As we tied them, the fellow at the mast-head warned us that a boat had left the sloop and was pulling towards us. We went to the rail and, as soon as the boat was visible, Peter seized the trumpet and cried “Boat ahoy! What boat is that?”

“John Coram,” came the answer, faint but clear. This did not seem to me to be an answer but Peter understood: it seems that, in the old navy, when a boat’s coxswain named a ship, it was understood that his boat was carrying the Captain of that ship. Peter rapped out a filthy word, then a string of brusque orders. There was a bosun’s mate trilling upon a pipe and two reasonably clean seamen pretending to be “sideboys” at the entry-port just one second before an ugly, shag-haired, purple-nosed old gentleman heaved himself aboard. He looked around with a disgust he made no effort to conceal. Then he sketched out a tipping of his hat to the quarterdeck, skipped up to the poop and glared at us.

“Where is the Officer of the Watch?” he snarled. Poor, unshaven, red-eyed Peter swept the hat off his tangled curls and made a dancing-master’s bow.

“Your servant, Sir,” he said, “but whom have I the pleasure to…?”

“Jacob Dogg, Sir; Lieutenant R.N., retired. I have orders from your owners’ agent appointing me Captain into this ship.” He pulled a piece of paper from his pocket, snapped it open and thrust it away again. Peter touched his hat.

“Welcome aboard, Sir. I am Peter, Viscount Stevenage, third officer.”

“Pray summon my other officers and present them to me, Mr Stevenage.”

“I fear that is not possible, Sir. The First Officer is in Macao Hospital, the Second is in the sick-berth, still unconscious from a wound received in the engagement with the pirates. I am the only watch-keeping officer, although there is a capable sailing-master who could serve for the time being.”

“Make it so, Mister. And this gentleman?”

“Carolus Van Cleef, supernumerary and shareholder.”

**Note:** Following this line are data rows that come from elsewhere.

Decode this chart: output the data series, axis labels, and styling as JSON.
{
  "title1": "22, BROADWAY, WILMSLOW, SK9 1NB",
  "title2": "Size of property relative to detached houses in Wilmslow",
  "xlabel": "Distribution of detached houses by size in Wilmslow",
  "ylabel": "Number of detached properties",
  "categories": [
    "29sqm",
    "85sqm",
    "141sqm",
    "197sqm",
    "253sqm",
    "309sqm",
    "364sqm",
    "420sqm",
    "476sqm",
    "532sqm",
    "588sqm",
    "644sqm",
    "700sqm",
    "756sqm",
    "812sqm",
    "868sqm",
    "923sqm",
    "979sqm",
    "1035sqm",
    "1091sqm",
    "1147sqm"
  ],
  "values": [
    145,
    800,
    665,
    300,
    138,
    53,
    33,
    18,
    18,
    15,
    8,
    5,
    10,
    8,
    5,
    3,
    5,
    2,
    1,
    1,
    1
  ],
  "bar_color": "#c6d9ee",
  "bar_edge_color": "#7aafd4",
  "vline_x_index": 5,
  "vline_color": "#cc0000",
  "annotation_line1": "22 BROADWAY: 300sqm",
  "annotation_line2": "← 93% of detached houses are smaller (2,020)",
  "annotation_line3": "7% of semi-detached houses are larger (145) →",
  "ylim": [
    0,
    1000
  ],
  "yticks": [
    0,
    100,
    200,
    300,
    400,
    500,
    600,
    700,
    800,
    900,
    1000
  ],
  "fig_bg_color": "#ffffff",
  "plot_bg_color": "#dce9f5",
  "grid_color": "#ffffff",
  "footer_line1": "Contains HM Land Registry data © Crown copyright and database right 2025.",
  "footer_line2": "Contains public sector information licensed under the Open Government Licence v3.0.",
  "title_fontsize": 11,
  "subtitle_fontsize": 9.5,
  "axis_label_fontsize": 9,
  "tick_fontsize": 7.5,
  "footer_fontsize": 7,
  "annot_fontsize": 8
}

“Very well. I’ll take the larboard watch, you the starboard. You are temporary First until the Second regains his faculties, then he is promoted First, you Second and the sailing-master acting Third. Mr Van Cleef to take lessons in navigation three times a day. Now I’ll have a sight of the watch-bill, if you please.”

Peter drew out a tattered document and handed it over.

“The names crossed out are the dead,” he explained. “Those underlined are wounded — a tick beside the name indicates that the man should be fit for duty in a few days; a cross means he’s likely to survive. As you see, we could muster three strong watches before the fight: now we can scrape together two weak ones. We are desperately short of top-men. I have not yet sorted out the new watches.”

“Why not, pray?”

“I had hoped that we might have picked up a few hands at Macao, Sir.”